- #1
baseballfan_ny
- 92
- 23
- Homework Statement
- See below. I got parts (a) and (b) but still working on (c)
- Relevant Equations
- Total probability theorem, Baye's Rule for Mixed variables
I got (a) and (b) but I'm still working on (c). The solutions can be found here for your reference: https://ocw.mit.edu/courses/electrical-engineering-and-computer-science/6-041sc-probabilistic-systems-analysis-and-applied-probability-fall-2013/unit-ii/lecture-9/MIT6_041SCF13_assn05_sol.pdf.

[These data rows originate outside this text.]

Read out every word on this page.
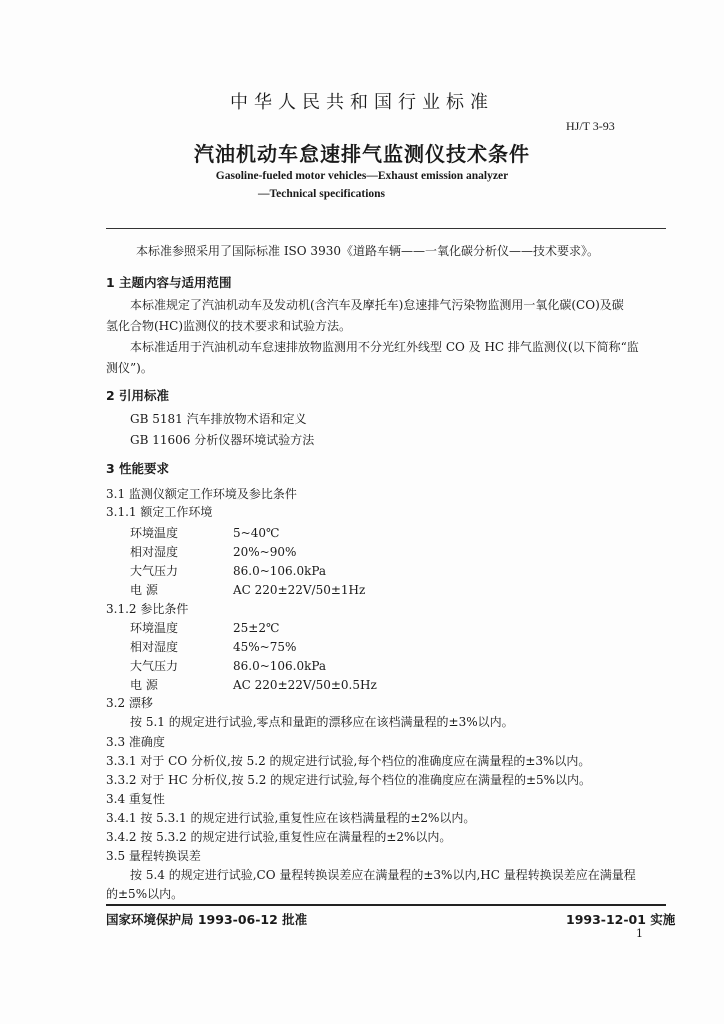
中华人民共和国行业标准
HJ/T 3-93
汽油机动车怠速排气监测仪技术条件
Gasoline-fueled motor vehicles—Exhaust emission analyzer
—Technical specifications
本标准参照采用了国际标准 ISO 3930《道路车辆——一氧化碳分析仪——技术要求》。
1 主题内容与适用范围
本标准规定了汽油机动车及发动机(含汽车及摩托车)怠速排气污染物监测用一氧化碳(CO)及碳
氢化合物(HC)监测仪的技术要求和试验方法。
本标准适用于汽油机动车怠速排放物监测用不分光红外线型 CO 及 HC 排气监测仪(以下简称“监
测仪”)。
2 引用标准
GB 5181 汽车排放物术语和定义
GB 11606 分析仪器环境试验方法
3 性能要求
3.1 监测仪额定工作环境及参比条件
3.1.1 额定工作环境
环境温度	5~40℃
相对湿度	20%~90%
大气压力	86.0~106.0kPa
电 源	AC 220±22V/50±1Hz
3.1.2 参比条件
环境温度	25±2℃
相对湿度	45%~75%
大气压力	86.0~106.0kPa
电 源	AC 220±22V/50±0.5Hz
3.2 漂移
按 5.1 的规定进行试验,零点和量距的漂移应在该档满量程的±3%以内。
3.3 准确度
3.3.1 对于 CO 分析仪,按 5.2 的规定进行试验,每个档位的准确度应在满量程的±3%以内。
3.3.2 对于 HC 分析仪,按 5.2 的规定进行试验,每个档位的准确度应在满量程的±5%以内。
3.4 重复性
3.4.1 按 5.3.1 的规定进行试验,重复性应在该档满量程的±2%以内。
3.4.2 按 5.3.2 的规定进行试验,重复性应在满量程的±2%以内。
3.5 量程转换误差
按 5.4 的规定进行试验,CO 量程转换误差应在满量程的±3%以内,HC 量程转换误差应在满量程
的±5%以内。
国家环境保护局 1993-06-12 批准	1993-12-01 实施
1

But I'm trying my hardest not to look at them :)
My first idea was that since the problem says successive tosses are independent, then the conditional probability of the 2nd toss being heads should just be the probability of the 1st toss being heads... I know that's wrong I'm not sure how to refute it though.
So then I did
Let Yi be the outcome of the ith toss.
$ p_{Y_i|P} = \begin{cases} p & \text{if } y_i = 1 \\ 1 - p & \text{if } y_i = 0 \end{cases} ${pif yi=11−pif
And then by Baye's rule,
$ P(Y_2 = 1 | Y_1 = 1) = \frac {P(Y_2 = 1) P(Y_1 = 1 | Y_2 = 1)} {P(Y_1 = 1)} $
But that doesn't do me too much good, since I believe P(Y2=1) should equal P(Y1=1), and both would simply be the answer to (b) and they would cancel each other, giving me
$ P(Y_2 = 1 | Y_1 = 1) = P(Y_1 = 1) $
Edit: LaTeX is giving me a lot of trouble (or I'm typing something wrong in the commands). Please let me know if you cannot see what I have written. Thanks.